Human papillomavirus vaccination acceptability among female university students in South Africa
Faculty of Medicine and Health Sciences
Asian Pacific journal of cancer prevention
, p. 4865-4869
University of Antwerp
Background: The objectives of this present study were to assess the awareness of cervical cancer and its risk factors among female undergraduates in South Africa, and to determine the their level of acceptability of Human Papillomavirus (HPV) vaccination. Materials and Methods: This cross-sectional study was conducted in March 2013 among 440 full time undergraduate female students. Results: Of those students who never had sex (n=163), 96 (58.9%) had ever heard of cervical cancer and only 12 students (12.5%) knew that HPV causes cervical cancer.

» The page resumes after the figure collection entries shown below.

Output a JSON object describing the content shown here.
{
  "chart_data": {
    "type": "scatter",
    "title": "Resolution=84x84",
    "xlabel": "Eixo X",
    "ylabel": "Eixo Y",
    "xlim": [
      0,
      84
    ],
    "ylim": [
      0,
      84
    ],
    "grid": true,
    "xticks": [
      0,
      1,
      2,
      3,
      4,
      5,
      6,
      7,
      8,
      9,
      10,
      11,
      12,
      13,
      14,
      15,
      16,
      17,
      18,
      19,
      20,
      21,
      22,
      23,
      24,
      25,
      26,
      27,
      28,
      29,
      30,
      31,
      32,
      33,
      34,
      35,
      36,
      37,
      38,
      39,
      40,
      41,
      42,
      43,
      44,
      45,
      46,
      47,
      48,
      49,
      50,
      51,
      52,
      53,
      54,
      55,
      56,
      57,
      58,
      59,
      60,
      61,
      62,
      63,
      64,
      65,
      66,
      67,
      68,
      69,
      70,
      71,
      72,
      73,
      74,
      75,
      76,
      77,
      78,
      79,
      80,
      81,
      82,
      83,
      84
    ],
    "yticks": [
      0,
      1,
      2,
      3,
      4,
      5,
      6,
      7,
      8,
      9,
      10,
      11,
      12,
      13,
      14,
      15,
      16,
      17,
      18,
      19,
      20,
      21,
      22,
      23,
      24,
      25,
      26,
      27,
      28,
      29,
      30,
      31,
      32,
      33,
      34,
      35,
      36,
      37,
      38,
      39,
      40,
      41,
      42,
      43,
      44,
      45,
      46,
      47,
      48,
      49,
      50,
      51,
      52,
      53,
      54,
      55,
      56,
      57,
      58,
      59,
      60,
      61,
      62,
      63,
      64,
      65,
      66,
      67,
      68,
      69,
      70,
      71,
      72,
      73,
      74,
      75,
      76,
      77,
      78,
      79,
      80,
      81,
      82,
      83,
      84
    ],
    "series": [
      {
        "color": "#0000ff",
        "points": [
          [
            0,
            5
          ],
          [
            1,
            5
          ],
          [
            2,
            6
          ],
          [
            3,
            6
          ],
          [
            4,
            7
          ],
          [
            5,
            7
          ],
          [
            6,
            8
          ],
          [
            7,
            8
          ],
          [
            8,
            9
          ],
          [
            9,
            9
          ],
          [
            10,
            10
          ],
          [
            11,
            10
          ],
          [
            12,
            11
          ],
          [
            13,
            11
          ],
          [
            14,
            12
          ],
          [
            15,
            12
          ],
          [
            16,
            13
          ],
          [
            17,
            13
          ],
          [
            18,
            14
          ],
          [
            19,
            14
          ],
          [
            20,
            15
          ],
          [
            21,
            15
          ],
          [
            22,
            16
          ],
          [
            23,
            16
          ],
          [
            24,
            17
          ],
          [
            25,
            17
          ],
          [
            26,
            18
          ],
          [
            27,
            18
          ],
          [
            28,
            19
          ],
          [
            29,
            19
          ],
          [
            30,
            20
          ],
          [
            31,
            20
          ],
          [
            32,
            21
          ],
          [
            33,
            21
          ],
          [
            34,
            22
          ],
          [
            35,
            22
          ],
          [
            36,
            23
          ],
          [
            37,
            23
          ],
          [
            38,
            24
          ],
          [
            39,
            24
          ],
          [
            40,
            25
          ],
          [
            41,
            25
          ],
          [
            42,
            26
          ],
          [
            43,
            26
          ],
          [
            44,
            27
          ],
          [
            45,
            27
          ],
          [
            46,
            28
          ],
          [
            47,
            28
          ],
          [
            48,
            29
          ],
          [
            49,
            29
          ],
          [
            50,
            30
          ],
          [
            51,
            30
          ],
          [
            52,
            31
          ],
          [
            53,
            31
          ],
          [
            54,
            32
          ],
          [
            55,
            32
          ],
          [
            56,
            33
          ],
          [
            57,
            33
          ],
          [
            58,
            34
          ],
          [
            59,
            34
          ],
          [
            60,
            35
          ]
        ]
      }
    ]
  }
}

More than a third (35.4%) of the students correctly said that sexual intercourse before age of 18 years is a risk factor for cervical cancer and 55.2% of the students knew about the Pap smear test which is used for screening cervical cancer. The majority (77.3%) were willing to accept HPV vaccination. Results revealed that students who knew about the Pap smear test, and were aware that having multiple sex partners, sexual intercourse before the age of 18 years, smoking and having contracted any STDs are risk factors for cervical cancer were more likely to accept HPV vaccination compared to other groups. Conclusions: The general knowledge of South African female university students about cervical cancer is not sufficient but they have positive attitudes toward getting vaccinated with the HPV vaccine.